As the demand for wireless information services continue to increase, mobile devices are evolving to support integrated voice, data, and streaming media while providing seamless network coverage between wide area cellular networks and wireless local area networks (LAN). Wireless LANs generally provide telephony and data services over relatively small geographic regions using a standard protocol, such as IEEE 802.11, Bluetooth, or the like. The existence of wireless LANs provides a unique opportunity to increase user capacity in a wide area cellular network by extending cellular communications to the unlicensed spectrum using the infrastructure of the wireless LAN.

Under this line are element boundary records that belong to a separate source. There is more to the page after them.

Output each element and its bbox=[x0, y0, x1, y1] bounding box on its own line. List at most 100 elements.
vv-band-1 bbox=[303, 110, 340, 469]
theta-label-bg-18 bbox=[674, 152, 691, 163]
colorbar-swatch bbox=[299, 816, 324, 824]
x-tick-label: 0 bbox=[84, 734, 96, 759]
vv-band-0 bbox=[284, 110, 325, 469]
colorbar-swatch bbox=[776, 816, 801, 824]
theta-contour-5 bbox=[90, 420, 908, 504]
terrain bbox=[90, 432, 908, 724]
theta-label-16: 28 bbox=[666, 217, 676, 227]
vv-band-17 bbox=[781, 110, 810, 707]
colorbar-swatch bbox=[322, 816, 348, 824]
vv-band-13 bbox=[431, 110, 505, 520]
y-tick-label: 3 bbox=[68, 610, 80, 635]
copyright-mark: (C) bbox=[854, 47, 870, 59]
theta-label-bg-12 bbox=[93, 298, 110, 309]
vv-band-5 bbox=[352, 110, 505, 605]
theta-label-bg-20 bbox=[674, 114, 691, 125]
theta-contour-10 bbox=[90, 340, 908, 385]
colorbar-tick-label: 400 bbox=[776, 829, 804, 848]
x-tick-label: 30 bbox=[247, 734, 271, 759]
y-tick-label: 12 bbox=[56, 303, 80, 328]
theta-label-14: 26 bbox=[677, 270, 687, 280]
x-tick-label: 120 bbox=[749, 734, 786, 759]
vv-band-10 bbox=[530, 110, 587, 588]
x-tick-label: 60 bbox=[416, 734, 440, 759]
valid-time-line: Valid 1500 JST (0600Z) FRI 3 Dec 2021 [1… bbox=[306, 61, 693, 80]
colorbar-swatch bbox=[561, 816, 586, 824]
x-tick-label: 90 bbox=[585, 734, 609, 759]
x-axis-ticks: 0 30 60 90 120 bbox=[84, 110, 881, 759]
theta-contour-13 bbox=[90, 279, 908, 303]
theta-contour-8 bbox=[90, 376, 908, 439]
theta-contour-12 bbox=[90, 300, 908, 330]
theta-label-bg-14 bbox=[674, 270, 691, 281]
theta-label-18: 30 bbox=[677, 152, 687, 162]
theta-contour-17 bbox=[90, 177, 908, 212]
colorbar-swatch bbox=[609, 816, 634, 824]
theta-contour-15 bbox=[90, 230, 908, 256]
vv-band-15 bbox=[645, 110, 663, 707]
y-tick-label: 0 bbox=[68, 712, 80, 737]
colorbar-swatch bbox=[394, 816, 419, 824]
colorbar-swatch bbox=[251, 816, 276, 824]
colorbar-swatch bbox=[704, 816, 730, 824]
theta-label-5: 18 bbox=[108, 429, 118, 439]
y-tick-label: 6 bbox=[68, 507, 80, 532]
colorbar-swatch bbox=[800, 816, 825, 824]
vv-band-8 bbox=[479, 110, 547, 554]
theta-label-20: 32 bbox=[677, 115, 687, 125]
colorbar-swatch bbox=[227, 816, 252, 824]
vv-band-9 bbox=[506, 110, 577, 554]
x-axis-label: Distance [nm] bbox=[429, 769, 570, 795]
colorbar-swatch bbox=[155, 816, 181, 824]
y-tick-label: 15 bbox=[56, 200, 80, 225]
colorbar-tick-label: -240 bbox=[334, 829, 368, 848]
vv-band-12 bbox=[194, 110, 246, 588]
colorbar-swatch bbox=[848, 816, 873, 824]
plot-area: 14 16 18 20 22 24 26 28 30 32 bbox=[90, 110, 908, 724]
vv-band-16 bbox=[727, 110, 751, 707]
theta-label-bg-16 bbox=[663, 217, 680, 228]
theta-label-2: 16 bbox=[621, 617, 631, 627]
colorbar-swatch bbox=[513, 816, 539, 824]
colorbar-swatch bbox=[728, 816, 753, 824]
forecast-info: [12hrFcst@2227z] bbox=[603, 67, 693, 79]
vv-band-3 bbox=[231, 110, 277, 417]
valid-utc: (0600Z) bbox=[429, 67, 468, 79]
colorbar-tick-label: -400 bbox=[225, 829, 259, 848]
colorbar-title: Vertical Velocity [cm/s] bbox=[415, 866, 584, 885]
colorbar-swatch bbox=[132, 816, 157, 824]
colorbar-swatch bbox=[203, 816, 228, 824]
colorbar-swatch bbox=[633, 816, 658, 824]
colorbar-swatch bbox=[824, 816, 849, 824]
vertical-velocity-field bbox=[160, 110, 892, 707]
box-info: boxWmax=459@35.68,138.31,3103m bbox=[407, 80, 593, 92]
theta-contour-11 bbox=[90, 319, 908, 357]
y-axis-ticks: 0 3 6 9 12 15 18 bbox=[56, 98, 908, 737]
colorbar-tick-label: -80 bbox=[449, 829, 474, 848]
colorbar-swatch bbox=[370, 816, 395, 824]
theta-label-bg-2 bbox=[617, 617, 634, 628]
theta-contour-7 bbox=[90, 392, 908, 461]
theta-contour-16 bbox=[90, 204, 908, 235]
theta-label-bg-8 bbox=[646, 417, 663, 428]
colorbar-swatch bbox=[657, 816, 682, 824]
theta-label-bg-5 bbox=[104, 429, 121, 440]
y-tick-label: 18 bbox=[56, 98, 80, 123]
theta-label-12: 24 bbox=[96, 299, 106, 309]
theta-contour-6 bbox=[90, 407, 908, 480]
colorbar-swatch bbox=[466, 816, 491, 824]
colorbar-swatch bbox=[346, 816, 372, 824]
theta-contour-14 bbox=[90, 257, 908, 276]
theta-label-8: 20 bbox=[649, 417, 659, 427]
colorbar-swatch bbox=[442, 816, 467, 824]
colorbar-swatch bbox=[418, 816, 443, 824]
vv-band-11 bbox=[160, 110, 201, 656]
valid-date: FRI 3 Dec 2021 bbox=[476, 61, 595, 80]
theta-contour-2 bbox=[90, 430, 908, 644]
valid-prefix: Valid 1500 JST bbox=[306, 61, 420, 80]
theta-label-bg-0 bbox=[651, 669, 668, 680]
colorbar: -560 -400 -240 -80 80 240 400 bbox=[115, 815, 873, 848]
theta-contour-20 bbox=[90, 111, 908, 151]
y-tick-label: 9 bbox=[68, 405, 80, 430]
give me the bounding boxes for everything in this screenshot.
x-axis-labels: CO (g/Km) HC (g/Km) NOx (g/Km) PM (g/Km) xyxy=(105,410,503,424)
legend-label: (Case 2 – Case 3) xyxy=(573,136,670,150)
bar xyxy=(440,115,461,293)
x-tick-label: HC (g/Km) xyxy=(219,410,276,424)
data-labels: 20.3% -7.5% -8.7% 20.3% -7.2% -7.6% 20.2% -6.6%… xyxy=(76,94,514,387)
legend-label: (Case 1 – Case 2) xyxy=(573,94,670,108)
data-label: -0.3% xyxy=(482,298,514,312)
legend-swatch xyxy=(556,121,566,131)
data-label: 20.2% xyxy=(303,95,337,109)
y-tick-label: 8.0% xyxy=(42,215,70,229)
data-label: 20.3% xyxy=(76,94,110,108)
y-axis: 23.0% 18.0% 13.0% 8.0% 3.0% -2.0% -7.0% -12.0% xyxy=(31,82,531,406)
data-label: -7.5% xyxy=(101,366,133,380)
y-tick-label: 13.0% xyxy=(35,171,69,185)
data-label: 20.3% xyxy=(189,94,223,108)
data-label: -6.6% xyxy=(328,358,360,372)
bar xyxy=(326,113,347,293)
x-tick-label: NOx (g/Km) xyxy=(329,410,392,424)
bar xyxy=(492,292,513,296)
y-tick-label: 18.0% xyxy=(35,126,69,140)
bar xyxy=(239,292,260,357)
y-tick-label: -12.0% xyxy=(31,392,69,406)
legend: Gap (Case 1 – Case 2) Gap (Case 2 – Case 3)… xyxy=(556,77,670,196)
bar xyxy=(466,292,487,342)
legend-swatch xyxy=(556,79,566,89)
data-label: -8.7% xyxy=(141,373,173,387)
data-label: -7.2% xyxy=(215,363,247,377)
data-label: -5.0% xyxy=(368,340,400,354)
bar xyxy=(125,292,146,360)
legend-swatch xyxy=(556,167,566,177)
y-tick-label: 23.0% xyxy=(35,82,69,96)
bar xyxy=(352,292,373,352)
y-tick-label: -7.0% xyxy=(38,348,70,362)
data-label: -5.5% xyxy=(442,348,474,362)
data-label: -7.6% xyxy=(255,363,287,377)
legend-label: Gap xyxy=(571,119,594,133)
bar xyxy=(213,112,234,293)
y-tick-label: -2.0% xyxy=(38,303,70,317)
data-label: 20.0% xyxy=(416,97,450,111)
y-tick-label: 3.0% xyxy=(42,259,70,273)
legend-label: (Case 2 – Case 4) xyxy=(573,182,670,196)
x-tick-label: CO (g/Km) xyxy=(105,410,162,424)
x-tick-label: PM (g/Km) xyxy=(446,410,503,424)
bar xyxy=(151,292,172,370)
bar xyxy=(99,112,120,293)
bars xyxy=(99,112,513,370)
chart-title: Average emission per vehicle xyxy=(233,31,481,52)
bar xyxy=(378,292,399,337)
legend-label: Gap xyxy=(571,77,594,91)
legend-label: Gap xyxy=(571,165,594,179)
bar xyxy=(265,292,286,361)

However, unlike cellular services, many wireless LAN technologies allow all potential transmitting devices random access to the broadcast medium without guaranteeing particular Quality of Service (QoS) levels. Thus, for certain applications such as Voice over IP (VoIP), delays may be introduced between communicating users that are, at the least, minor annoyances and, at the worst, unacceptable from the user's viewpoint. Because many such wireless LANs also employ random back-off algorithms to avoid subsequent contention between the users, these delays (and therefore performance) only worsen as more VoIP users associate with a particular wireless LAN.
Some techniques for addressing this problem have been developed in the past with respect to 802.11 wireless LANs. These techniques have typically included assigning a priority to VoIP traffic and then handling that traffic outside of the implemented standard using tactics such as modifying the contention window, modifying the interframe spacing, jamming or overriding other traffic; not requiring an acknowledgement (ACK), using a zero-back-off setting, and transmitting VoIP packets ahead of any data packets waiting in the transmission queue.
Regardless of the merits of any of these techniques, continued improvement in the QoS of VOIP applications within a wireless LAN remains desirable and it is preferable that such improvement be accomplished without deviating from already established communications standards such as, for example, 802.11.